Rencontre fortuite sur une table de prédilection, place du Capitole, d’un verre de Lambrusco (rouge), d’une raquette électrique anti-mouches (orange) et de l’Évangile de Thomas (apocryphe), cependant que Dalida chante paroles paroles.
Rencontre fortuite au pied d’un escalier d’un Patou en nage, d’un fauve en bronze et d’une perspective narrative en attendant le prochain fondu au noir, cependant que la lumière est automatique dans le couloir.
Rencontre fortuite dans une fable de dix sections d’une cible dépourvue de centre et d’une fléchette sans objectif aucun.

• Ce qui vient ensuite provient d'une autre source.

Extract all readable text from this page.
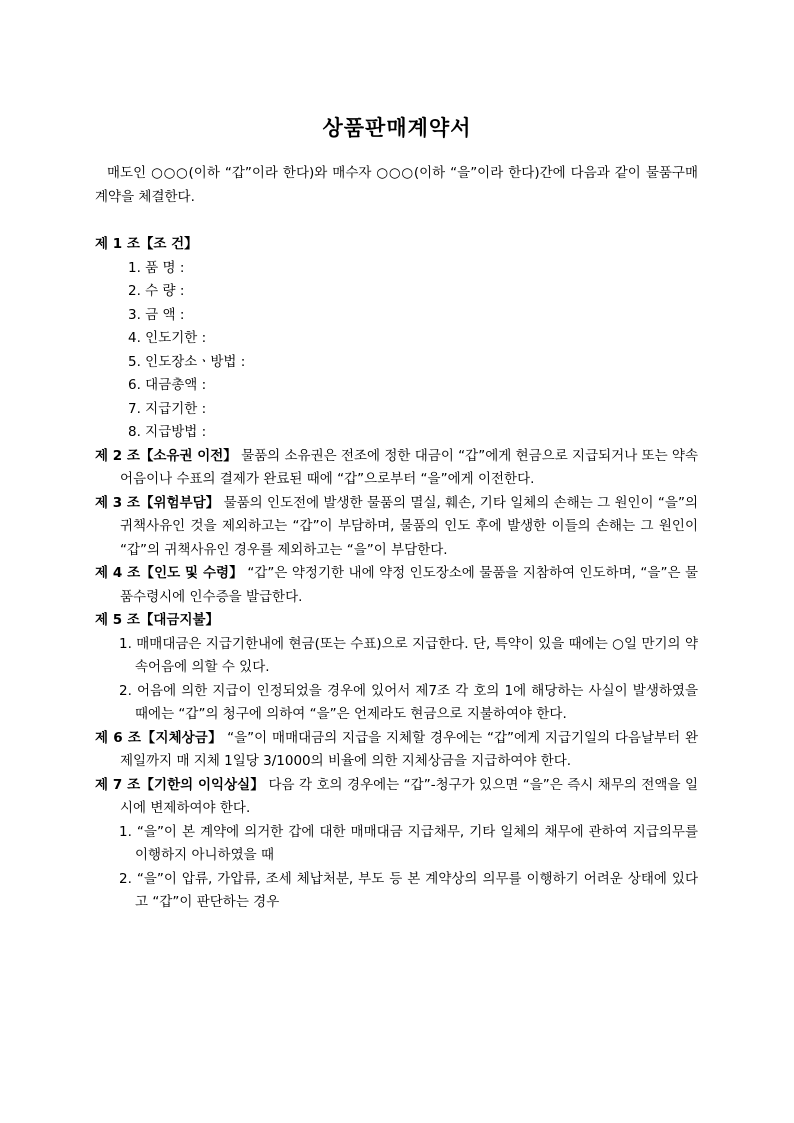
상품판매계약서
매도인 ○○○(이하 “갑”이라 한다)와 매수자 ○○○(이하 “을”이라 한다)간에 다음과 같이 물품구매계약을 체결한다.
제 1 조【조 건】
1. 품 명 :
2. 수 량 :
3. 금 액 :
4. 인도기한 :
5. 인도장소ㆍ방법 :
6. 대금총액 :
7. 지급기한 :
8. 지급방법 :
제 2 조【소유권 이전】 물품의 소유권은 전조에 정한 대금이 “갑”에게 현금으로 지급되거나 또는 약속어음이나 수표의 결제가 완료된 때에 “갑”으로부터 “을”에게 이전한다.
제 3 조【위험부담】 물품의 인도전에 발생한 물품의 멸실, 훼손, 기타 일체의 손해는 그 원인이 “을”의 귀책사유인 것을 제외하고는 “갑”이 부담하며, 물품의 인도 후에 발생한 이들의 손해는 그 원인이 “갑”의 귀책사유인 경우를 제외하고는 “을”이 부담한다.
제 4 조【인도 및 수령】 “갑”은 약정기한 내에 약정 인도장소에 물품을 지참하여 인도하며, “을”은 물품수령시에 인수증을 발급한다.
제 5 조【대금지불】
1. 매매대금은 지급기한내에 현금(또는 수표)으로 지급한다. 단, 특약이 있을 때에는 ○일 만기의 약속어음에 의할 수 있다.
2. 어음에 의한 지급이 인정되었을 경우에 있어서 제7조 각 호의 1에 해당하는 사실이 발생하였을 때에는 “갑”의 청구에 의하여 “을”은 언제라도 현금으로 지불하여야 한다.
제 6 조【지체상금】 “을”이 매매대금의 지급을 지체할 경우에는 “갑”에게 지급기일의 다음날부터 완제일까지 매 지체 1일당 3/1000의 비율에 의한 지체상금을 지급하여야 한다.
제 7 조【기한의 이익상실】 다음 각 호의 경우에는 “갑”-청구가 있으면 “을”은 즉시 채무의 전액을 일시에 변제하여야 한다.
1. “을”이 본 계약에 의거한 갑에 대한 매매대금 지급채무, 기타 일체의 채무에 관하여 지급의무를 이행하지 아니하였을 때
2. “을”이 압류, 가압류, 조세 체납처분, 부도 등 본 계약상의 의무를 이행하기 어려운 상태에 있다고 “갑”이 판단하는 경우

Rencontre (assez peu) fortuite à la faveur d’un arrêt lunaire majeur d’un oeil terrible et d’un tote bag Comets très résistant.
Rencontre fortuite sur le chemin de la maison de plusieurs panneaux indiquant tous MAISON et d’un seul chat dont les yeux restaient introuvables comme parfois les clefs.
Rencontre fortuite sur une corde à linge de trois paires de jambes en plein cours de natation synchronisée sous l’œil envieux de quelques sirènes traînées dans la fange.
Rencontre fortuite d’un pull de Noël et d’un très grand front, le tout sur une chilienne.
Rencontre fortuite dans un bar karaoké érubescent d’un chien brachycéphale prénommé Mowgli et d’un tourniquet d’arachides réapprovisionné une fois l’an.
Rencontre fortuite dans une salle d’exposition d’un bipède récalcitrant et d’un ramasse-miettes téléscopique.